Monday, June 17, 2024

TRANSFEMORAL SUCTION SOCKETS – REPLY – PART 2

Lucy Fogarty

TRANSFEMORAL SUCTION SOCKETS – REPLY

(SEE PART 1 FOR THE FIRST HALF)

Dear Lucy

I was happy to read your suggestion. I think this would make the fitting

more accurate and precise.

the idea of taking measurements under muscle contraction is excellent,

because usually it causes a gap in the Rectus Femoris channel once the

client contracts his flexors. And this must solve that problem.

Please explain me: (highlighted in your letter)

a.. what I could not understand is to shorten the cast by 1–3 cms,

circumfrencaily? or what. please explain

b.. To use a nylon bag for donning the prosthesis, where is available?

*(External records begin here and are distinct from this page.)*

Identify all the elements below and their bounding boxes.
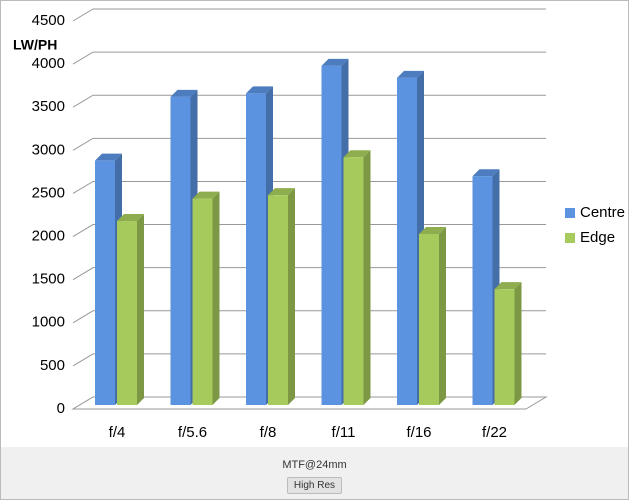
bar-front [472,176,493,405]
grid-line [72,94,546,108]
x-tick-label: f/11 [332,424,356,441]
y-tick-label: 4000 [32,55,65,72]
bar-top [419,226,446,234]
footer: MTF@24mm High Res [1,447,628,499]
bar [343,150,371,405]
grid-line [72,353,546,367]
bar-top [343,150,371,158]
bar-top [397,70,424,78]
y-tick-label: 1000 [32,314,65,331]
y-tick-label: 4500 [32,12,65,29]
bar [494,282,522,405]
x-tick-label: f/16 [406,424,431,441]
caption: MTF@24mm [282,459,347,471]
legend-swatch [565,208,575,218]
bar [192,191,220,405]
bar-top [95,153,122,161]
legend-label: Centre [580,204,625,221]
grid-line [72,310,546,324]
bar-side [439,226,446,405]
bar-front [246,93,266,405]
y-tick-label: 3000 [32,141,65,158]
bar-top [246,86,273,94]
bar-front [268,195,288,405]
legend-swatch [565,233,575,243]
grid-line [72,137,546,151]
x-tick-label: f/4 [109,424,126,441]
bar-side [363,150,371,405]
bar-side [137,214,144,405]
y-tick-label: 3500 [32,98,65,115]
legend-label: Edge [580,229,615,246]
bar-top [117,214,144,222]
bar-front [397,77,417,405]
bar-front [343,157,364,405]
bar-top [268,188,295,196]
bar [268,188,295,405]
x-tick-label: f/22 [482,424,507,441]
bar-top [170,89,198,97]
x-tick-label: f/8 [260,424,277,441]
bar [472,169,500,405]
bar [117,214,144,405]
y-axis-label: LW/PH [13,37,57,53]
bar-top [321,58,349,66]
bar-front [170,96,191,406]
y-tick-label: 500 [40,357,65,374]
y-tick-label: 0 [57,400,65,417]
bar-front [117,221,137,405]
grid-line [72,224,546,237]
grid-line [72,51,546,65]
y-tick-label: 2000 [32,228,65,245]
grid-line [72,8,546,22]
chart: LW/PH 0 500 1000 1500 2000 2500 3000 3500 4000 45… [13,8,625,441]
bar-front [321,65,342,405]
bar-front [419,233,439,405]
bar-top [192,191,220,199]
y-tick-label: 1500 [32,271,65,288]
y-tick-label: 2500 [32,184,65,201]
bar-side [212,191,220,405]
grid-line [72,267,546,281]
bar-side [288,188,295,405]
bar-top [494,282,522,290]
bar-front [494,289,515,405]
bar-side [514,282,522,405]
x-tick-label: f/5.6 [178,424,207,441]
grid-line [72,180,546,194]
bar [419,226,446,405]
bar-top [472,169,500,177]
bar-front [95,160,115,405]
bar-front [192,198,213,405]
high-res-button[interactable]: High Res [286,477,343,494]
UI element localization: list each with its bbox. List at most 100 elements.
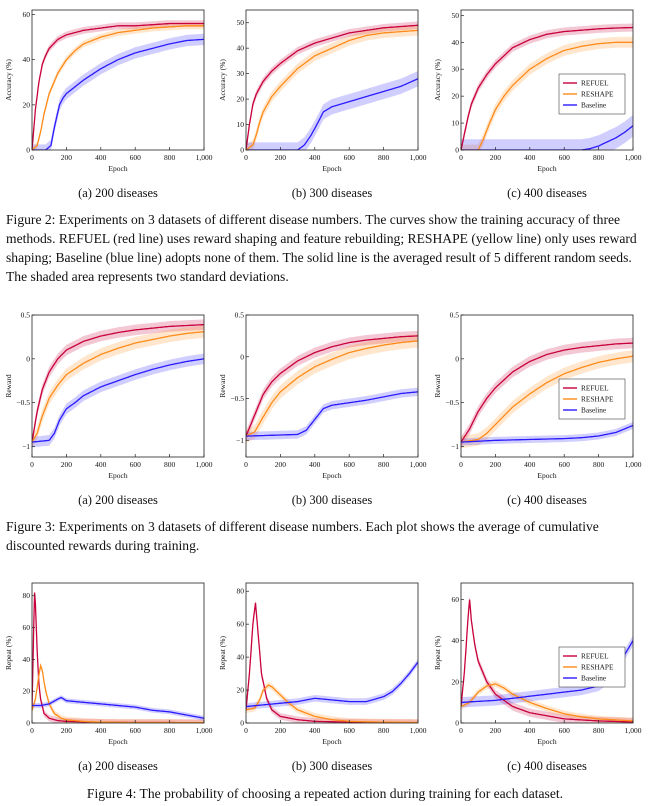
x-axis-label: Epoch <box>537 471 556 480</box>
line-baseline <box>246 391 418 437</box>
x-axis-label: Epoch <box>108 737 127 746</box>
y-tick-label: 0 <box>455 146 459 155</box>
x-tick-label: 800 <box>593 726 605 735</box>
subplot-title: (b) 300 diseases <box>292 493 373 507</box>
legend-label-reshape: RESHAPE <box>581 395 614 404</box>
x-tick-label: 200 <box>61 153 73 162</box>
y-axis-label: Reward <box>218 374 227 398</box>
y-axis-label: Accuracy (%) <box>218 59 227 101</box>
x-tick-label: 400 <box>524 460 536 469</box>
plot-area <box>246 21 418 150</box>
chart-acc400: 0 200 400 600 800 1,000 0 10 20 30 40 50 Epoch Accura… <box>433 9 642 200</box>
plot-frame <box>460 582 634 724</box>
y-tick-label: 80 <box>23 591 31 600</box>
x-tick-label: 200 <box>275 726 287 735</box>
band-refuel <box>461 337 633 448</box>
y-tick-label: 40 <box>237 44 245 53</box>
figure-3-caption: Figure 3: Experiments on 3 datasets of d… <box>6 519 599 553</box>
x-axis-label: Epoch <box>322 471 341 480</box>
y-tick-label: 0 <box>240 146 244 155</box>
y-tick-label: 10 <box>452 119 460 128</box>
x-axis-label: Epoch <box>322 737 341 746</box>
legend: REFUEL RESHAPE Baseline <box>558 378 626 420</box>
x-tick-label: 600 <box>130 726 142 735</box>
y-tick-label: 0 <box>26 146 30 155</box>
x-tick-label: 600 <box>130 153 142 162</box>
band-reshape <box>246 334 418 443</box>
x-tick-label: 1,000 <box>625 726 642 735</box>
subplot-title: (b) 300 diseases <box>292 759 373 773</box>
y-tick-label: 0 <box>455 719 459 728</box>
band-baseline <box>246 71 418 150</box>
x-tick-label: 800 <box>164 726 176 735</box>
chart-acc300: 0 200 400 600 800 1,000 0 10 20 30 40 50 Epoch Accura… <box>218 9 427 200</box>
x-tick-label: 800 <box>164 153 176 162</box>
chart-rew200: 0 200 400 600 800 1,000 −1 −0.5 0 0.5 Epoch Reward (… <box>4 311 213 508</box>
plot-area <box>461 23 633 150</box>
plot-area <box>32 589 204 723</box>
y-tick-label: −0.5 <box>445 398 459 407</box>
x-tick-label: 1,000 <box>410 460 427 469</box>
line-refuel <box>461 599 633 723</box>
band-reshape <box>461 680 633 723</box>
legend-label-baseline: Baseline <box>581 406 606 415</box>
x-tick-label: 200 <box>61 726 73 735</box>
band-reshape <box>32 325 204 449</box>
x-tick-label: 1,000 <box>410 726 427 735</box>
y-axis-label: Accuracy (%) <box>433 59 442 101</box>
x-tick-label: 800 <box>378 460 390 469</box>
x-tick-label: 200 <box>490 460 502 469</box>
line-baseline <box>32 358 204 443</box>
line-reshape <box>461 41 633 150</box>
line-reshape <box>461 355 633 443</box>
x-tick-label: 400 <box>524 726 536 735</box>
x-tick-label: 600 <box>559 726 571 735</box>
legend-label-refuel: REFUEL <box>581 652 609 661</box>
x-tick-label: 0 <box>30 726 34 735</box>
chart-rep300: 0 200 400 600 800 1,000 0 20 40 60 80 Epoch Repeat (… <box>218 582 427 773</box>
y-tick-label: 40 <box>23 55 31 64</box>
y-tick-label: 60 <box>23 623 31 632</box>
x-tick-label: 0 <box>459 153 463 162</box>
x-tick-label: 1,000 <box>196 153 213 162</box>
y-tick-label: 20 <box>23 100 31 109</box>
legend: REFUEL RESHAPE Baseline <box>558 73 626 115</box>
x-tick-label: 600 <box>130 460 142 469</box>
legend-label-baseline: Baseline <box>581 101 606 110</box>
plot-frame <box>31 9 205 151</box>
line-baseline <box>32 38 204 150</box>
y-tick-label: −1 <box>236 436 244 445</box>
y-axis-label: Repeat (%) <box>4 636 13 670</box>
y-tick-label: 0 <box>240 352 244 361</box>
line-refuel <box>461 342 633 443</box>
legend-label-reshape: RESHAPE <box>581 90 614 99</box>
x-tick-label: 1,000 <box>196 726 213 735</box>
y-tick-label: 40 <box>452 636 460 645</box>
x-tick-label: 600 <box>344 726 356 735</box>
y-axis-label: Repeat (%) <box>433 636 442 670</box>
y-tick-label: −0.5 <box>16 398 30 407</box>
y-tick-label: 30 <box>237 69 245 78</box>
band-baseline <box>32 353 204 448</box>
line-baseline <box>32 696 204 719</box>
band-refuel <box>246 21 418 150</box>
plot-frame <box>245 9 419 151</box>
y-tick-label: 80 <box>237 587 245 596</box>
plot-frame <box>245 314 419 458</box>
band-reshape <box>246 25 418 150</box>
y-tick-label: 60 <box>237 620 245 629</box>
x-tick-label: 0 <box>30 153 34 162</box>
x-tick-label: 400 <box>95 153 107 162</box>
y-tick-label: 20 <box>452 677 460 686</box>
line-reshape <box>246 340 418 437</box>
subplot-title: (c) 400 diseases <box>507 759 587 773</box>
figure-2-caption: Figure 2: Experiments on 3 datasets of d… <box>6 212 637 284</box>
subplot-title: (b) 300 diseases <box>292 186 373 200</box>
plot-area <box>32 319 204 449</box>
subplot-title: (a) 200 diseases <box>78 186 158 200</box>
y-tick-label: 20 <box>23 687 31 696</box>
band-baseline <box>246 387 418 441</box>
y-tick-label: 20 <box>237 686 245 695</box>
y-tick-label: 50 <box>452 11 460 20</box>
y-tick-label: 0.5 <box>21 311 31 320</box>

I would highly appreciate if you could kindly send some more information

on making A.K Suction sockets.

Thanking you in anticipation.

Ajaz Zargar

REPLY: The length of the socket is shortened (see additional comment

above). The “nylon bag” is available from OttoBock – Easyfit donning

sheath, OC1560. It comes in 4 different sizes. Also the firm Arion,

(Arion International B.V., Kleinestraat 1, 6422 PS Heerlen, The

Netherlands. tel +31 (0)45 566 72 42, fax +31 ()) 45 566 72 44, has one

called “quickfit” and comes in 5 sizes.

Information for manufacturing sockets is available from Otto Bock – they

have a detailed manufacture manual with photographs and explanations. In

the manual is a rigid laminated suction socket and also a flexible ISNY

style socket. Blatchfords also have a manual and they describe how to

make polypropylene suction sockets.

**************************************************

Lucy – I am an intern prosthetist in Canada and am wondering about

elderly

patients pulling in to the suction socket – have you observed any

problems?

-Cathy McConnell

REPLY: A suction socket is definitely more difficult to don than a

prosthesis with a rigid pelvic band, or “TES” belt. However, once

correctly donned, the prosthesis is well controlled in terms of rotation

and stump movement is more directly tranfered to prosthesis movement.

Also pistoning with the resulting prosthetic limb lengthening is

reduced. Thus the patient can better control the suction prosthesis once

it is donned. The patients are fitted with a suction socket right from

the beginning and thus have help and guidance in the learning stages

from hospital staff. I think this makes a big difference from issuing a

suction socket after a year or so, when the patient has to cope at home

without assistance from physiotherapists and nurses. Elderly patients

would normally donn the nylon bag (see above) in sitting and donn the

prosthesis, still sitting. The bag is pulled through the valve hole,

pulling the stump partially into the socket. The patient then stands,

supported by a wall, or holding onto furniture or a crutch. The bag is

then totally pulled through. For patients who are unable to bend down

sufficiently, a device made from a walking stick is used: proximal half

of stick, with cut end shaped into a “V” fork. This is used to push the

“handle” of the bag downwards.

I must say, that when I first came I thought it was impossible for 80-90

year olds to manage this, but surprisingly most of them can.